Until 1844, there were no public gardens in Paris. There were of course wonderful gardens in the city, like the Tuileries Gardens, the gardens of the Palais-Royal, and the Luxembourg Gardens, but these were the private property of the Crown or of other citizens, to which the general public was granted access based on “tolerances”.
The very first garden in Paris to be owned by the city for the enjoyment of Parisians is the garden now known as the Square Jean XXIII, on the east and south sides of Notre-Dame. Its story, like so many things in Paris, is a fascinating memory of painful and turbulent events.
1830 was the year of the July Revolution that removed the Bourbon dynasty and introduced King Louis-Philippe of the House of Orléans, who was much more amenable to the the new measures of political liberalization. The religious and conservative parts of the population, however, refused to acknowledge the new king and sought to reinstate the last member of the House of Bourbon, the Count of Chambord, whom his partisans considered to be Henry V, the legitimate King of France.
On Sunday, February 13th, 1831, word circulated around Paris that the portrait of the Count of Chambord had been hung at Saint-Germain-l’Auxerrois Church. A group of partisans of the Revolution of 1830 responded by descending on the church and sacking it. From there, they went to the Archbishopric, considered to be a center of Legitimist sentiment.
The Palace of the Archbishopric of Paris was a fine structure built by the Cardinal de Noailles in 1697 located adjacent to Notre-Dame Cathedral. The crowd arrived there and threw all the books and furniture into the Seine. The next morning, they came back to finish the work and burn the building down. The authorities were in a strange position, fundamentally aligned with the objectives of the anti-Legitimist actions, but still not pleased to see uncontrollable masses pillaging the national heritage. They issued calls condemning the Legitimist conspiracy while asking the people to spare the monuments.
Then, something strange happened. Tuesday, February 15th was Mardi Gras. The Palace of the Archbishopric still in ruins, Paris was overtaken by the spirit of festivity.
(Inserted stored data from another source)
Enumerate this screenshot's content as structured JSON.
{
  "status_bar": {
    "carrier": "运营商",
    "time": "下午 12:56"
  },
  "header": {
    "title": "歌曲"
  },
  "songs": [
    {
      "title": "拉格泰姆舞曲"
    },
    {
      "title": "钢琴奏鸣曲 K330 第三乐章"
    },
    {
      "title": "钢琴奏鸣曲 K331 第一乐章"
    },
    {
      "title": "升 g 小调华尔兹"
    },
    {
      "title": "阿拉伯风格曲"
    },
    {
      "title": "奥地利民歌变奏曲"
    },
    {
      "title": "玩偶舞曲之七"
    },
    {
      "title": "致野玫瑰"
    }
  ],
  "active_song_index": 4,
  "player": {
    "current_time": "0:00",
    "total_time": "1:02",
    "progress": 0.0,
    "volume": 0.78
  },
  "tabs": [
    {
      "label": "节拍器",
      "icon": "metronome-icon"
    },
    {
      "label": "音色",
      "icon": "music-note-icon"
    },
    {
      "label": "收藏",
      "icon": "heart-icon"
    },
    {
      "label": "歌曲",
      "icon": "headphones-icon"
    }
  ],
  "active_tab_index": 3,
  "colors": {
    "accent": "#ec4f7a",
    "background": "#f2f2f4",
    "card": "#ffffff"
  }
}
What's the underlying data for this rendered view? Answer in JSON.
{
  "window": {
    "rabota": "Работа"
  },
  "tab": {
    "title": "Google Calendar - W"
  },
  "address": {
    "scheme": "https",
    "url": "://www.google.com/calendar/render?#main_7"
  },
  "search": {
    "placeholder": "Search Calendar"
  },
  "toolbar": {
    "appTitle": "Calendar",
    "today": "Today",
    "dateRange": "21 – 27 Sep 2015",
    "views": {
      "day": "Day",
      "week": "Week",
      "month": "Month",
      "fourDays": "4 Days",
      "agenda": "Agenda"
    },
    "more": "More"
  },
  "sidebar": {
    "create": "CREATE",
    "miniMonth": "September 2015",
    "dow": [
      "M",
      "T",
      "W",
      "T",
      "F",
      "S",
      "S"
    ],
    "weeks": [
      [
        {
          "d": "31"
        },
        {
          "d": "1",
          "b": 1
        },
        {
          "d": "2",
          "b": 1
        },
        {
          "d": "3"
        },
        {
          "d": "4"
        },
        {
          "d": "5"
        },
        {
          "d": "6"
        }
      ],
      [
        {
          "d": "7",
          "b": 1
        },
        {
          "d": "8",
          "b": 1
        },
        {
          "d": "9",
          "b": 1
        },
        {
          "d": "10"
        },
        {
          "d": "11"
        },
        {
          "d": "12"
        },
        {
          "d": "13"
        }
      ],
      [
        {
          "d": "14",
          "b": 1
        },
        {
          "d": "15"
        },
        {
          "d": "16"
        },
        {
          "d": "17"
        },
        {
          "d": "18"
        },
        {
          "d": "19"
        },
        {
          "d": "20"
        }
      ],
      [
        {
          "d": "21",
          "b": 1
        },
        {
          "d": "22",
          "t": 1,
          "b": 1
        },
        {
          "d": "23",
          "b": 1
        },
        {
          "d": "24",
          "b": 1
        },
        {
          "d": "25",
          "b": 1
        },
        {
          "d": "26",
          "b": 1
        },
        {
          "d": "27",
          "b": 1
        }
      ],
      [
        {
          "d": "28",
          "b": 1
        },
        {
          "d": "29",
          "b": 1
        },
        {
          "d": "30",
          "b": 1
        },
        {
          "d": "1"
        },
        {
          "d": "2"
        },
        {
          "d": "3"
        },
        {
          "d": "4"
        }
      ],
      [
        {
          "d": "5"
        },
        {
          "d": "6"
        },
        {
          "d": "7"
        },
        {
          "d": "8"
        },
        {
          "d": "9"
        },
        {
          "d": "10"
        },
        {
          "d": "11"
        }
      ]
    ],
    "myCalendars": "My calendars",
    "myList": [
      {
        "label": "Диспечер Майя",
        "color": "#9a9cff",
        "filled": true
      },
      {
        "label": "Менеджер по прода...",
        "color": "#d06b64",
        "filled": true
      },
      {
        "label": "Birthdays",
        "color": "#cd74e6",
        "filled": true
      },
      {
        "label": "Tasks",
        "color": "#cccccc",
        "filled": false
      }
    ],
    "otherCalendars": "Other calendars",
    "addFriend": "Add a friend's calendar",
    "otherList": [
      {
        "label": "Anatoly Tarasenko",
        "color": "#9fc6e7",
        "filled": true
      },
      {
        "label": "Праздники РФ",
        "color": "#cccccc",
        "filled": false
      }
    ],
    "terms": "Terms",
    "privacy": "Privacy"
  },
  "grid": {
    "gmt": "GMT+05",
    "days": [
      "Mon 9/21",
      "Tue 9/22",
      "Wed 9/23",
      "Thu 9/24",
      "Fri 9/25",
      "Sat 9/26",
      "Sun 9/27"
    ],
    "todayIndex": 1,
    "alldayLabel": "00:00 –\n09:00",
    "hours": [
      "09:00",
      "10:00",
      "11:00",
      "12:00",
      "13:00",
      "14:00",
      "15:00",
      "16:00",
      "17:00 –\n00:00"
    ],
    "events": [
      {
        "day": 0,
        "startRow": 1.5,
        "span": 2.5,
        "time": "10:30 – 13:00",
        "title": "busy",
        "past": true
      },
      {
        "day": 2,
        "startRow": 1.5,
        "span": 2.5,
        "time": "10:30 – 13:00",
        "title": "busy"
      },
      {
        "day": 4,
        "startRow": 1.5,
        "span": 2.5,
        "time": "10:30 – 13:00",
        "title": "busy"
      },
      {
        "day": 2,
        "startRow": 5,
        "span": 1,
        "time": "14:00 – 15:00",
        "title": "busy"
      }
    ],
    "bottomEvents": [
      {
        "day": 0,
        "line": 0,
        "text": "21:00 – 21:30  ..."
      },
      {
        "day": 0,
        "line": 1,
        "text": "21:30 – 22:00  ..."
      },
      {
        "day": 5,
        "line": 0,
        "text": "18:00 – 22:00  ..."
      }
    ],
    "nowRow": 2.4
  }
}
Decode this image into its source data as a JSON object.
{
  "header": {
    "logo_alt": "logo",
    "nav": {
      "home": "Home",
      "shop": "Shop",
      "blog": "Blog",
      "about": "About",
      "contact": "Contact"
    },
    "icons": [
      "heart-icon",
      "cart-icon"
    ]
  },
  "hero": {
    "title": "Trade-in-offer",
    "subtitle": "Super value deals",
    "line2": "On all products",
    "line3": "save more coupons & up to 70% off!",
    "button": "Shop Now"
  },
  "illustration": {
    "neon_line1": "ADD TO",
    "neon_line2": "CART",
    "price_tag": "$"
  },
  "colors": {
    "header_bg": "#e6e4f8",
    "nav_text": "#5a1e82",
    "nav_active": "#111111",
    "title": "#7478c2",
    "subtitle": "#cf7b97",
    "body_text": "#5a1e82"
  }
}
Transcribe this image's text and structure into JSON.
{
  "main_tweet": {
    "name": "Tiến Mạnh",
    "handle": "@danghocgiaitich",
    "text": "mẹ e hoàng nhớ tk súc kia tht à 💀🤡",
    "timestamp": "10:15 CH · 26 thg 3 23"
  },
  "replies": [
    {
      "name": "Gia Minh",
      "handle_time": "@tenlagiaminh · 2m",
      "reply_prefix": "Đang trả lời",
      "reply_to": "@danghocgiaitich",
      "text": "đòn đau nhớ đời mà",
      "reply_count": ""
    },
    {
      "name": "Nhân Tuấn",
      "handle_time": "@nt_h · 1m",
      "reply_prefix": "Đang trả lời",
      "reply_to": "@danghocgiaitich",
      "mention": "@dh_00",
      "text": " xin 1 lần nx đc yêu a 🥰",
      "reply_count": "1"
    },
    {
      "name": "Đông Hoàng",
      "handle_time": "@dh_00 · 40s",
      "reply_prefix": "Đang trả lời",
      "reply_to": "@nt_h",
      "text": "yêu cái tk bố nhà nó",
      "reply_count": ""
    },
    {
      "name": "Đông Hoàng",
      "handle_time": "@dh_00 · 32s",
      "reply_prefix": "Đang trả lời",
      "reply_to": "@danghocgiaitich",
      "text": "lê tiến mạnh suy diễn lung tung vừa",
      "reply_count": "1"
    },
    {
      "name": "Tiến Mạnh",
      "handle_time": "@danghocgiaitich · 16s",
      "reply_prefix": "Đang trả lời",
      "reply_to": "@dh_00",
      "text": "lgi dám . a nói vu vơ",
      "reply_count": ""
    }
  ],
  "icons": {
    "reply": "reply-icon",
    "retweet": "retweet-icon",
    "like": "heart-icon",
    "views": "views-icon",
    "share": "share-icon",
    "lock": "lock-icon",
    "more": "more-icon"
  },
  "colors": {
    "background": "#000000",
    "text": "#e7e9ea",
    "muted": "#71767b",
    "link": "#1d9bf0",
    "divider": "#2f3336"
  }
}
The angry mobs simply dissolved into the crowds of revelers.
The remains of the building were eventually taken down and the space was left as a public promenade. Then, in 1844, the Prefect of the Seine, Count Claude-Philippe Barthelot de Rambuteau, a lover of nature who had grown up on a magnificent estate in Burgundy, opened the space as the first public garden entirely dedicated to Parisians, to be known as the Square de l’Archeveché. In 1850, Eugène Viollet-le-Duc and Jean-Baptiste Lassus, who were responsible for the comprehensive restoration of Notre-Dame Cathedral, added the Sacristy and the Rectory that we see today along the south side of the Cathedral. Years later, the park was later renamed in honor of Pope John XXIII.